Violators will be cited.

Chief Barb Huber of the Pueblo Fire Department emphasizes the importance of water safety during this time of year. While trails along the river remain open for pedestrian and bicycle traffic, users should exercise caution and be aware of river flow. Avoid areas with water on the trail, and remember the adage: “Turn Around, Don’t Drown” when encountering flooded trails and roads.

Sheriff David J. Lucero highlights the hazardous conditions caused by winter snowmelt and recent heavy rains. For public safety, people are urged to stay out of the water until conditions improve. Even the popular tailwaters below the Lake Pueblo dam, known for fishing and tubing, are currently too dangerous to allow river access.
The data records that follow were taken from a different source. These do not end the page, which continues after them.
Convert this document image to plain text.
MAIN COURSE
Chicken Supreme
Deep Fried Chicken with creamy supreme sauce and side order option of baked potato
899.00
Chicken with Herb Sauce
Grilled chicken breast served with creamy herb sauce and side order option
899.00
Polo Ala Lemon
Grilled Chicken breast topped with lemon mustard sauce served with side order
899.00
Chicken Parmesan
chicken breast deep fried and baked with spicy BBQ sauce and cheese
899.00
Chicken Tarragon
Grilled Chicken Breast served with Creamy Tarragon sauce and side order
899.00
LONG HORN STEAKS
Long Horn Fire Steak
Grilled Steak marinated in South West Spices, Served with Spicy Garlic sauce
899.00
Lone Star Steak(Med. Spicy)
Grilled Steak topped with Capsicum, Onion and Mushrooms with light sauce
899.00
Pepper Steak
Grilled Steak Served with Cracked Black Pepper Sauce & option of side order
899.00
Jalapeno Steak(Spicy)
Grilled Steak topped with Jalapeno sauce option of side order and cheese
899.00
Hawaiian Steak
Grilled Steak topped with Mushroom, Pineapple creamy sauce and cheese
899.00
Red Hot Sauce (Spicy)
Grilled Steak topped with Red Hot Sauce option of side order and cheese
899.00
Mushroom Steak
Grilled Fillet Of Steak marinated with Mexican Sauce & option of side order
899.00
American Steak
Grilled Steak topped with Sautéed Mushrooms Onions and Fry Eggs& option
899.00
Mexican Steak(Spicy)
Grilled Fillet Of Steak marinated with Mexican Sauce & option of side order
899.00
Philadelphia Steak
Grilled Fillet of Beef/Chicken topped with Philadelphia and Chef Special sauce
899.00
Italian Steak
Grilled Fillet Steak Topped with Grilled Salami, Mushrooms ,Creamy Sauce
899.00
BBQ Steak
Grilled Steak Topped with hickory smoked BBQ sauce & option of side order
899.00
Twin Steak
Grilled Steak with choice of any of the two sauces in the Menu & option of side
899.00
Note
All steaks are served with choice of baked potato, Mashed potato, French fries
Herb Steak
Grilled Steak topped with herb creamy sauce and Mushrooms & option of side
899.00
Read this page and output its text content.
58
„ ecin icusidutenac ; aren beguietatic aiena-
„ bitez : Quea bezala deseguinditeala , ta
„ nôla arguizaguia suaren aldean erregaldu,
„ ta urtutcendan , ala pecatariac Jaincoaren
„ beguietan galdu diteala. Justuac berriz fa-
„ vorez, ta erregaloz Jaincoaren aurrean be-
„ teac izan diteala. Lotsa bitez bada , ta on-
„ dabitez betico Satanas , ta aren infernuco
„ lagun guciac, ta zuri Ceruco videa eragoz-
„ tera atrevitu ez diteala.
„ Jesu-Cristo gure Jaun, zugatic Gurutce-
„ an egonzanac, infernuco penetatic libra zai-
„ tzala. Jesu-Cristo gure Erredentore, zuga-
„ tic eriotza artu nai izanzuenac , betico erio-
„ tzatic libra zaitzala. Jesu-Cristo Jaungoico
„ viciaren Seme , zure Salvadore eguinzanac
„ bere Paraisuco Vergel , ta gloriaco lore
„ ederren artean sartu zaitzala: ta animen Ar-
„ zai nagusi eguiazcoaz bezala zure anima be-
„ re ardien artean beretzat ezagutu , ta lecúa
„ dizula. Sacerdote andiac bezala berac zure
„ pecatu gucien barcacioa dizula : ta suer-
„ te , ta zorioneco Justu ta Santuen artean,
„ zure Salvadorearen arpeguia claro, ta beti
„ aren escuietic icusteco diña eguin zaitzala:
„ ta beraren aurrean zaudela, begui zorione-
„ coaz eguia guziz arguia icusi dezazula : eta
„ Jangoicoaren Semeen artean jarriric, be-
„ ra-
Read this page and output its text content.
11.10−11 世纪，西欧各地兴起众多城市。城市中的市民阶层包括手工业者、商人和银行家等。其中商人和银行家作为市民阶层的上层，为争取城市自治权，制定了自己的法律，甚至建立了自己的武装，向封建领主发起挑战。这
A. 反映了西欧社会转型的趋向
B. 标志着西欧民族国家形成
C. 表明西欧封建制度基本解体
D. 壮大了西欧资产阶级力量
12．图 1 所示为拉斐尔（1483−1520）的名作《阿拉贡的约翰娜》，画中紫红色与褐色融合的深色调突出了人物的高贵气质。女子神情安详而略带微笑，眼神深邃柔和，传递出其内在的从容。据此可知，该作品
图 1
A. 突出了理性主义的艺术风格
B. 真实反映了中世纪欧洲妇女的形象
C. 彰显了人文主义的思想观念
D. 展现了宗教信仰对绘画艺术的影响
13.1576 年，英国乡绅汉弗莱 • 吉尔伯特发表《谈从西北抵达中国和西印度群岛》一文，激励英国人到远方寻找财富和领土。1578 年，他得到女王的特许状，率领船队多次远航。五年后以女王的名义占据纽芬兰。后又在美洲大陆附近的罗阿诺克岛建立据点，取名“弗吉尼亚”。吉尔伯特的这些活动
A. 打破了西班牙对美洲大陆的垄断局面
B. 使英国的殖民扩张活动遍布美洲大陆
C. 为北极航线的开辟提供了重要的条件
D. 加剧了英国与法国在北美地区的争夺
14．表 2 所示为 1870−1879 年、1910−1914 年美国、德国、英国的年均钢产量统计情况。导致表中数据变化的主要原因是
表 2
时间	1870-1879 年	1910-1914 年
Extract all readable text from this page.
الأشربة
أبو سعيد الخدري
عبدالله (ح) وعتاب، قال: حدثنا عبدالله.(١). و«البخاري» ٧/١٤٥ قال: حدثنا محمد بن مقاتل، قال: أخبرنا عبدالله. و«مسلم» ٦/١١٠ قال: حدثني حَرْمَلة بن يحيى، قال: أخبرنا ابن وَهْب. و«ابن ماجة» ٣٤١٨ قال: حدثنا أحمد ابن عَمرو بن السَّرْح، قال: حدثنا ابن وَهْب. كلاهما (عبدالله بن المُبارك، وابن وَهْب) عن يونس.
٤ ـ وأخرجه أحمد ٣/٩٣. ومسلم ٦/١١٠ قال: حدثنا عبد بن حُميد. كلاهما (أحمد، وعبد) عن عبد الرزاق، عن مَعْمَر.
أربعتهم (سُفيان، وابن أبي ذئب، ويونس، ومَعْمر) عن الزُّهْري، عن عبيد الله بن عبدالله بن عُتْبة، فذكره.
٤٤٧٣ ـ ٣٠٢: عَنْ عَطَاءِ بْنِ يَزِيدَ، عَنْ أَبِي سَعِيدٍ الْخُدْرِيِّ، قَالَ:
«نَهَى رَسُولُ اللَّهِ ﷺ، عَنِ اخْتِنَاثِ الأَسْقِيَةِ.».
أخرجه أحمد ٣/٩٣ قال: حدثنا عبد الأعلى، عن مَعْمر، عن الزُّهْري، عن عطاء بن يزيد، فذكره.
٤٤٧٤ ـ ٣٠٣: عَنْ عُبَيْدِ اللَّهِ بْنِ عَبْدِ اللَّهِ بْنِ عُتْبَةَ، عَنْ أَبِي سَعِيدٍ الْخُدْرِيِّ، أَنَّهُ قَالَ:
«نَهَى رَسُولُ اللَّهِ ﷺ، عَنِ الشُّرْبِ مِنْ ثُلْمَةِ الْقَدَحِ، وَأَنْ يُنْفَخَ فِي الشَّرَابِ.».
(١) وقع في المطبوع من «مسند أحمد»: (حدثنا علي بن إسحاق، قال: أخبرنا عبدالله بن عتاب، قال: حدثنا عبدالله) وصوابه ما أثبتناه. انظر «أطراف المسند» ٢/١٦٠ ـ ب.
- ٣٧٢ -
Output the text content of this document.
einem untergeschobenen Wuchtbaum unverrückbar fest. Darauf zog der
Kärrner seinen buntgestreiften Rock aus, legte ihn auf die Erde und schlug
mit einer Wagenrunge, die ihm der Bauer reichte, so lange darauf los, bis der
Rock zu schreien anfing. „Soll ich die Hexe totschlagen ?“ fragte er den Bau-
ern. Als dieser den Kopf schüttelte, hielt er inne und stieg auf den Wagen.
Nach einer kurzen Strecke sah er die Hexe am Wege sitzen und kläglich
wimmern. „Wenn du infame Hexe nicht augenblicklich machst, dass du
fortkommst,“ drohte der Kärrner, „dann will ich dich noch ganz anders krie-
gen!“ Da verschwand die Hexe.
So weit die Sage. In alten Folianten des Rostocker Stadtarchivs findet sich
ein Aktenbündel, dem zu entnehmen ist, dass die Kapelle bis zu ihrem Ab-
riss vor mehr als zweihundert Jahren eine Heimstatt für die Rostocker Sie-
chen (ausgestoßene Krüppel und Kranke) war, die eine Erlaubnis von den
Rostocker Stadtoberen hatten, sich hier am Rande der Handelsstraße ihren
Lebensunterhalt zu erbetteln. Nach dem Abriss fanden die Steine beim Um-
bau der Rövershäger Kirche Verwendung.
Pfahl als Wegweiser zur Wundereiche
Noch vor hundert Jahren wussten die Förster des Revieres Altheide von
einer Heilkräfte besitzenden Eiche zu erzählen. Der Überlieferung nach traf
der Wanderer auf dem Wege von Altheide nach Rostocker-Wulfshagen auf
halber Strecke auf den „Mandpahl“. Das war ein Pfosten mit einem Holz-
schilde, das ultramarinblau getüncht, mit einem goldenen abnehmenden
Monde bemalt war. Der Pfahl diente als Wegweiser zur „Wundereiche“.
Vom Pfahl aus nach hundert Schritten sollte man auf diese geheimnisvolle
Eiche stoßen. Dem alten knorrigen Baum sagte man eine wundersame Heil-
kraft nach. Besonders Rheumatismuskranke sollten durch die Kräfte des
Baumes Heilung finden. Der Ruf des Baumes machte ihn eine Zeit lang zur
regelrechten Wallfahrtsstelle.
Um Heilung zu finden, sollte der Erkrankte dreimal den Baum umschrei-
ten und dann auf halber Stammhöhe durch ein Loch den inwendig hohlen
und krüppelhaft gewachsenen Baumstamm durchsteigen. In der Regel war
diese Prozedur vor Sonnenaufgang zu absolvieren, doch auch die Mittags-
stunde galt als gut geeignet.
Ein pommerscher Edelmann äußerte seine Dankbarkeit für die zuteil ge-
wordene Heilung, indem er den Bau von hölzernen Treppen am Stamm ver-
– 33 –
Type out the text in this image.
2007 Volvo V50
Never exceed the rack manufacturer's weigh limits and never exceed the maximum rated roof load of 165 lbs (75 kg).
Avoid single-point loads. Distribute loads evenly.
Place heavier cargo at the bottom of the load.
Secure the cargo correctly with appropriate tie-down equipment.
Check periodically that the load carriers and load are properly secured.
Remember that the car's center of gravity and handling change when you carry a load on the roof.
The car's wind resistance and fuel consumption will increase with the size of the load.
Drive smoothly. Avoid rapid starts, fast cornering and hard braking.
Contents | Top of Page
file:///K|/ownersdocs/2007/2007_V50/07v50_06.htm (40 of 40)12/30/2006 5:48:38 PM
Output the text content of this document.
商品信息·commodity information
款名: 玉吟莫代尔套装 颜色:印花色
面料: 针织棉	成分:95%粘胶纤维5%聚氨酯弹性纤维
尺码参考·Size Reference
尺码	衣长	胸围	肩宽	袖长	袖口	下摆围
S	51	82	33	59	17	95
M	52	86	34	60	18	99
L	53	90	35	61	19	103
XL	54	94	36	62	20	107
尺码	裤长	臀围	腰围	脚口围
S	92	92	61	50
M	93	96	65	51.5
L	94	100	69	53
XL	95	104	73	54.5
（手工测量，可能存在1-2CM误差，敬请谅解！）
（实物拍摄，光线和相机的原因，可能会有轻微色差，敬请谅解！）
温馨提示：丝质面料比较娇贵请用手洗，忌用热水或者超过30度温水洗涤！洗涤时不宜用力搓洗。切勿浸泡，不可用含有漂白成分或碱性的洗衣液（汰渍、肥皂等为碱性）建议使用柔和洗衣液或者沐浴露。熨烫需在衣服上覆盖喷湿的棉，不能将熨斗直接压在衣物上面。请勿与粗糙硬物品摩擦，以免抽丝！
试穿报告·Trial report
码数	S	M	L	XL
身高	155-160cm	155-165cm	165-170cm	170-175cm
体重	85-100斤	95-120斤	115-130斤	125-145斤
The National Weather Service issued a flood warning for the Arkansas River above Pueblo, affecting Pueblo County. Increased releases from the Pueblo Dam are expected to cause minor flooding downstream. The river is currently flowing at over 6,000 cubic feet per second—approximately four times the normal flow.

The public is advised to avoid the banks of the river and streams, as saturated banks can collapse. Additionally, the cold-water temperature, largely from mountain snowmelt, poses risks. Authorities from Pueblo Fire, Pueblo County Sheriff’s Office, and Colorado Parks and Wildlife will monitor river flows and coordinate the reopening of the river once conditions are safe.